Seawater (SW) was prepared by adding appropriate amounts of artificial sea salt (Taikong, Taipei, Taiwan) into the FW. In exposure experiments, FW tilapia were directly transferred to 25‰ SW and sampled at 1, 3, 6, 12,24, 48 and 168 h after the transfer. The fish in the acute exposure experiment were not fed. In total, eight fish were sacrificed at each sampling point:four fish for the experimental treatment (FW to SW) and another four fish for the control (FW transferred to FW). All samples were processed at the same time: 09.30–11.30 h in order to normalize the effects of circadian rhythms on physiological metabolism. Sampled gills and liver were immediately placed in ice-cold 1% phosphate-buffered saline (PBS) and were subsequently subjected to the treatments described below.
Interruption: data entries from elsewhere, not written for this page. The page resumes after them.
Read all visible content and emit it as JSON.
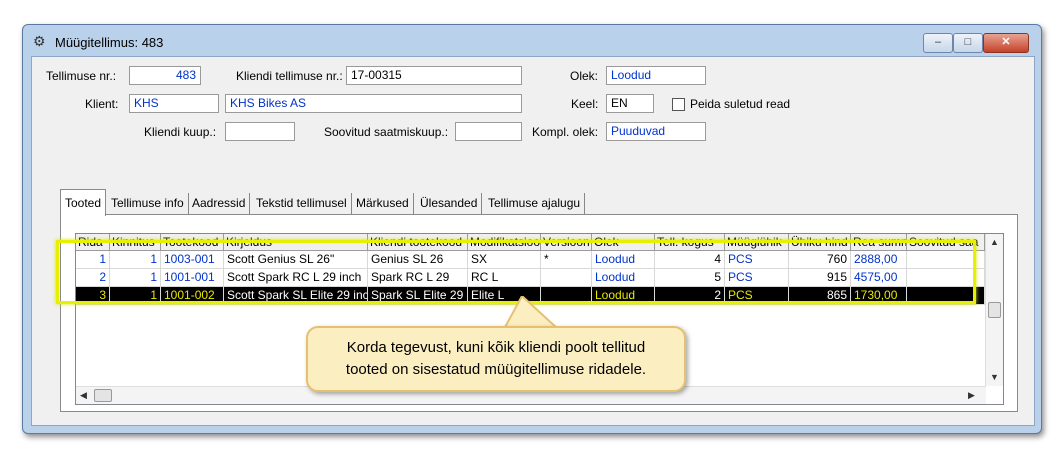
{
  "window": {
    "title": "Müügitellimus: 483",
    "min_label": "–",
    "max_label": "□",
    "close_label": "✕",
    "icon": "gear-icon"
  },
  "form": {
    "order_nr_label": "Tellimuse nr.:",
    "order_nr_value": "483",
    "client_order_nr_label": "Kliendi tellimuse nr.:",
    "client_order_nr_value": "17-00315",
    "status_label": "Olek:",
    "status_value": "Loodud",
    "client_label": "Klient:",
    "client_code": "KHS",
    "client_name": "KHS Bikes AS",
    "language_label": "Keel:",
    "language_value": "EN",
    "hide_closed_label": "Peida suletud read",
    "client_date_label": "Kliendi kuup.:",
    "client_date_value": "",
    "wished_date_label": "Soovitud saatmiskuup.:",
    "wished_date_value": "",
    "compl_status_label": "Kompl. olek:",
    "compl_status_value": "Puuduvad"
  },
  "tabs": [
    "Tooted",
    "Tellimuse info",
    "Aadressid",
    "Tekstid tellimusel",
    "Märkused",
    "Ülesanded",
    "Tellimuse ajalugu"
  ],
  "grid": {
    "columns": [
      "Rida",
      "Kinnitus",
      "Tootekood",
      "Kirjeldus",
      "Kliendi tootekood",
      "Modifikatsioo",
      "Versioon",
      "Olek",
      "Tell. kogus",
      "Müügiühik",
      "Ühiku hind",
      "Rea summ",
      "Soovitud saa"
    ],
    "rows": [
      {
        "rida": "1",
        "kinnitus": "1",
        "tootekood": "1003-001",
        "kirjeldus": "Scott Genius SL 26\"",
        "kliendi_tootekood": "Genius SL 26",
        "modifikatsioon": "SX",
        "versioon": "*",
        "olek": "Loodud",
        "kogus": "4",
        "uhik": "PCS",
        "hind": "760",
        "summa": "2888,00",
        "soovitud": ""
      },
      {
        "rida": "2",
        "kinnitus": "1",
        "tootekood": "1001-001",
        "kirjeldus": "Scott Spark RC L 29 inch",
        "kliendi_tootekood": "Spark RC L 29",
        "modifikatsioon": "RC L",
        "versioon": "",
        "olek": "Loodud",
        "kogus": "5",
        "uhik": "PCS",
        "hind": "915",
        "summa": "4575,00",
        "soovitud": ""
      },
      {
        "rida": "3",
        "kinnitus": "1",
        "tootekood": "1001-002",
        "kirjeldus": "Scott Spark SL Elite 29 inc",
        "kliendi_tootekood": "Spark SL Elite 29",
        "modifikatsioon": "Elite L",
        "versioon": "",
        "olek": "Loodud",
        "kogus": "2",
        "uhik": "PCS",
        "hind": "865",
        "summa": "1730,00",
        "soovitud": ""
      }
    ]
  },
  "callout": {
    "line1": "Korda tegevust, kuni kõik kliendi poolt tellitud",
    "line2": "tooted on sisestatud müügitellimuse ridadele."
  },
  "colors": {
    "highlight": "#e6f000",
    "callout_bg": "#fbeec1",
    "link_blue": "#0033cc",
    "selected_row": "#000000"
  }
}
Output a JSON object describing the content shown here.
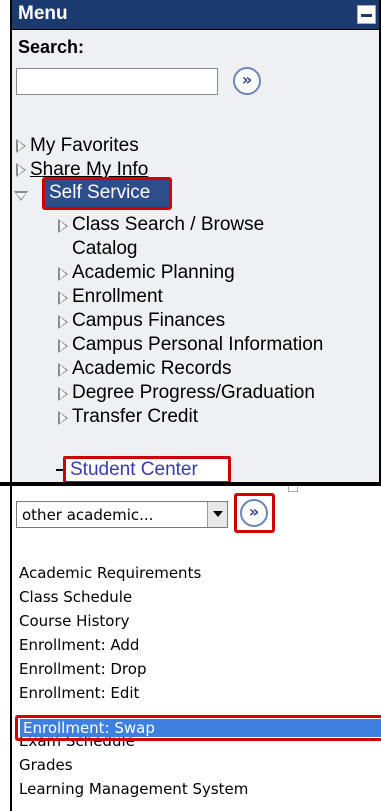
{
  "menu": {
    "title": "Menu",
    "search_label": "Search:",
    "search_value": "",
    "go_glyph": "»",
    "items": [
      {
        "label": "My Favorites"
      },
      {
        "label": "Share My Info"
      },
      {
        "label": "Self Service"
      }
    ],
    "sub_items": [
      {
        "label": "Class Search / Browse"
      },
      {
        "label": "Catalog"
      },
      {
        "label": "Academic Planning"
      },
      {
        "label": "Enrollment"
      },
      {
        "label": "Campus Finances"
      },
      {
        "label": "Campus Personal Information"
      },
      {
        "label": "Academic Records"
      },
      {
        "label": "Degree Progress/Graduation"
      },
      {
        "label": "Transfer Credit"
      },
      {
        "label": "Student Center"
      }
    ]
  },
  "dropdown": {
    "selected": "other academic...",
    "go_glyph": "»",
    "options": [
      "Academic Requirements",
      "Class Schedule",
      "Course History",
      "Enrollment: Add",
      "Enrollment: Drop",
      "Enrollment: Edit",
      "Enrollment: Swap",
      "Exam Schedule",
      "Grades",
      "Learning Management System"
    ]
  },
  "colors": {
    "header_bg": "#1b3b70",
    "highlight_red": "#d00000",
    "selected_bg": "#3d80e0",
    "link_blue": "#3a3ab0"
  }
}
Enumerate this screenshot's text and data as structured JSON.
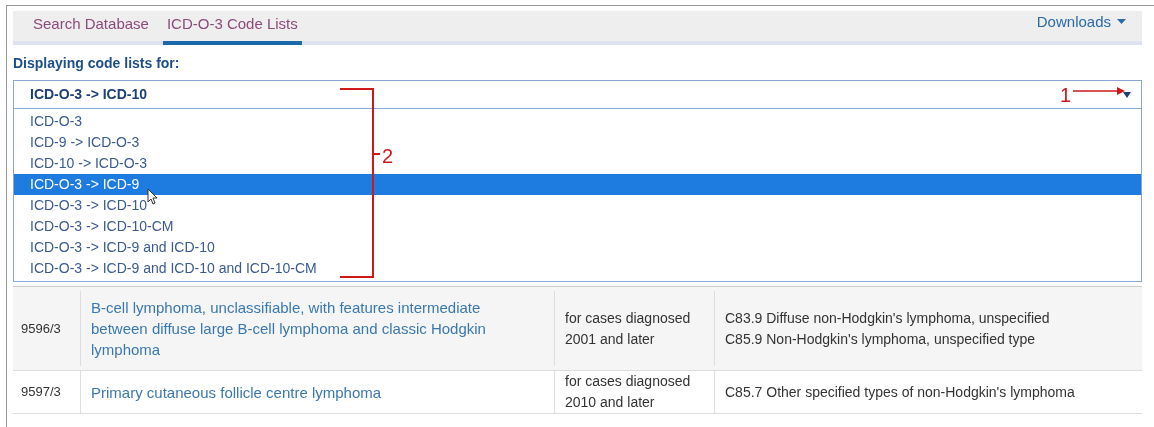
{
  "tabs": [
    {
      "label": "Search Database",
      "selected": false
    },
    {
      "label": "ICD-O-3 Code Lists",
      "selected": true
    }
  ],
  "downloads_menu": {
    "label": "Downloads"
  },
  "code_list_select": {
    "label": "Displaying code lists for:",
    "value": "ICD-O-3 -> ICD-10",
    "expanded": true,
    "options": [
      {
        "label": "ICD-O-3",
        "highlighted": false
      },
      {
        "label": "ICD-9 -> ICD-O-3",
        "highlighted": false
      },
      {
        "label": "ICD-10 -> ICD-O-3",
        "highlighted": false
      },
      {
        "label": "ICD-O-3 -> ICD-9",
        "highlighted": true
      },
      {
        "label": "ICD-O-3 -> ICD-10",
        "highlighted": false
      },
      {
        "label": "ICD-O-3 -> ICD-10-CM",
        "highlighted": false
      },
      {
        "label": "ICD-O-3 -> ICD-9 and ICD-10",
        "highlighted": false
      },
      {
        "label": "ICD-O-3 -> ICD-9 and ICD-10 and ICD-10-CM",
        "highlighted": false
      }
    ]
  },
  "annotations": [
    {
      "label": "1"
    },
    {
      "label": "2"
    }
  ],
  "table": {
    "rows": [
      {
        "code": "9596/3",
        "name": "B-cell lymphoma, unclassifiable, with features intermediate between diffuse large B-cell lymphoma and classic Hodgkin lymphoma",
        "applies": "for cases diagnosed 2001 and later",
        "icd10": [
          "C83.9 Diffuse non-Hodgkin's lymphoma, unspecified",
          "C85.9 Non-Hodgkin's lymphoma, unspecified type"
        ]
      },
      {
        "code": "9597/3",
        "name": "Primary cutaneous follicle centre lymphoma",
        "applies": "for cases diagnosed 2010 and later",
        "icd10": [
          "C85.7 Other specified types of non-Hodgkin's lymphoma"
        ]
      }
    ]
  }
}
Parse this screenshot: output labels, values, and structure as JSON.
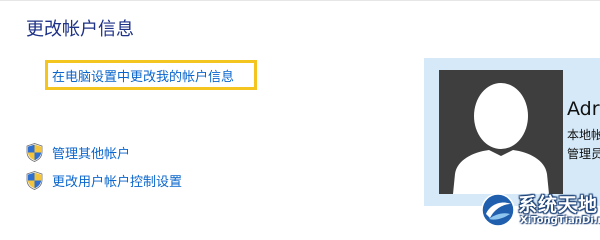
{
  "page": {
    "title": "更改帐户信息"
  },
  "main": {
    "pc_settings_link": "在电脑设置中更改我的帐户信息",
    "tasks": [
      {
        "label": "管理其他帐户",
        "icon": "uac-shield-icon"
      },
      {
        "label": "更改用户帐户控制设置",
        "icon": "uac-shield-icon"
      }
    ]
  },
  "account": {
    "name": "Adr",
    "type": "本地帐",
    "role": "管理员"
  },
  "watermark": {
    "text": "系统天地",
    "url": "XiTongTianDi.net"
  },
  "colors": {
    "title": "#1e3287",
    "link": "#0a66cc",
    "highlight_border": "#f5c51f",
    "panel_background": "#d5e9f8",
    "avatar_background": "#3e3e3e"
  }
}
Isolation of epithelial cells from tilapia gills
Preliminary experiments indicated that blood cells and muscle cells contain considerable amounts of glycogen, GP and GS. Isolation of epithelial cells from gill tissue is necessary in order to exclude the effects of these non-epithelial cells. The isolation method followed a previous paper(Tseng et al., 2007). Gills were carefully rinsed with PBS and then tissue was scraped from the gill filaments and immediately kept in dissociation buffer (0.5 mol l-1EDTA, 500 μl Percoll in PBS) on ice. After rigorous agitation with a stirring bar on ice for 30 min, gill cells were isolated from the tissue by gently filtering the solution through a 100-μm nylon mesh to remove the larger tissue fragments. The filtered cell suspension was poured into a Percoll (Sigma, St Louis, MO, USA) solution (2:1:1 cell suspension:Percoll:PBS) and centrifuged for 10 min at 2000 gat 4°C. The epithelial cell fraction was collected, washed with PBS and centrifuged. Afterwards, the isolated cells were subjected to western blotting with an anti-tropomyosin (a muscle-specific protein) monoclonal antibody (mAb)(Sigma) to confirm that there was no contamination of muscle cells (data not shown). The isolated epithelial cells were stored at –80°C.
Preparation of mRNA
In the process of preparing mRNA, 200–300 mg of gill tissues was homogenized in 3 ml of Trizol reagent (Invitrogen, Carlsbad, CA, USA) and treated according to the manufacturer's protocols. The amount and quality of total RNA were determined by measuring the absorbance at 260 and 280 nm with a spectrophotometer (Hitachi U-2000, Tokyo, Japan) and analysis using RNA-denatured gels. The total amount of RNA was subsequently extracted with a QuickPrep Micro mRNA Purification Kit (Amersham Pharmacia, Piscataway, NJ,USA). Finally, the pellets of mRNA were precipitated with 0.1 mg glycogen,1/10 volume of 3 mol l-1 NaOAc and 95% ethanol and stored at–20°C.
cDNA synthesis from mRNA
For cDNA synthesis, 0.36 μg of mRNA was reverse-transcribed in a final volume of 20 μl containing 0.5 mmol l-1 dNTPs, 2.5 μmol l–1 oligo (dT)18, 5 mmol l-1dithiothreitol and 200 units of PowerScript reverse transcriptase (Clontech,Palo Alto, CA, USA) for 1.5 h at 42°C, followed by a 15-min incubation period at 70°C. The cDNA samples were finally stored at–20°C.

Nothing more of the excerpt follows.